In three interconnected scenes, Hiroko Oyamada revisits the same set of characters at different junctures in their lives. In the back room of a pet store full of rare and exotic fish, old friends discuss dried shrimp and a strange new relationship. A couple who recently moved into a rustic home in the mountains discovers an unsettling solution to their weasel infestation. And a dinner party during a blizzard leads to a night in a room filled with aquariums and unpleasant dreams. Like Oyamada’s previous novels, Weasels in the Attic sets its sights on the overlooked aspects of contemporary Japanese society, and does so with a surreal sensibility that is entirely her own.
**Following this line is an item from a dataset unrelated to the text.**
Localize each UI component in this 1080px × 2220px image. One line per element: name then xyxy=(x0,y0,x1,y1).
As in Oyamada’s earlier novels, Weasels in the Attic lingers on the grotesqueries of everyday life with a subtle, deadpan humour.
The acclaimed author of The Factory and The Hole returns with this new installment that might be her strongest, most memorable work yet. Just like the last two titles, Weasels in the Attic is a thin book totaling less than 100 pages…The book simmers with eerie tension and bursts with unforgettable monologues.
Horrific and scary, while at the same time affirming and beautiful.
—The New Republic
Surreal and mesmerizing.
—Hilary Leichter, The New York Times
Nothing feels fixed; everything in the book might be a hallucination.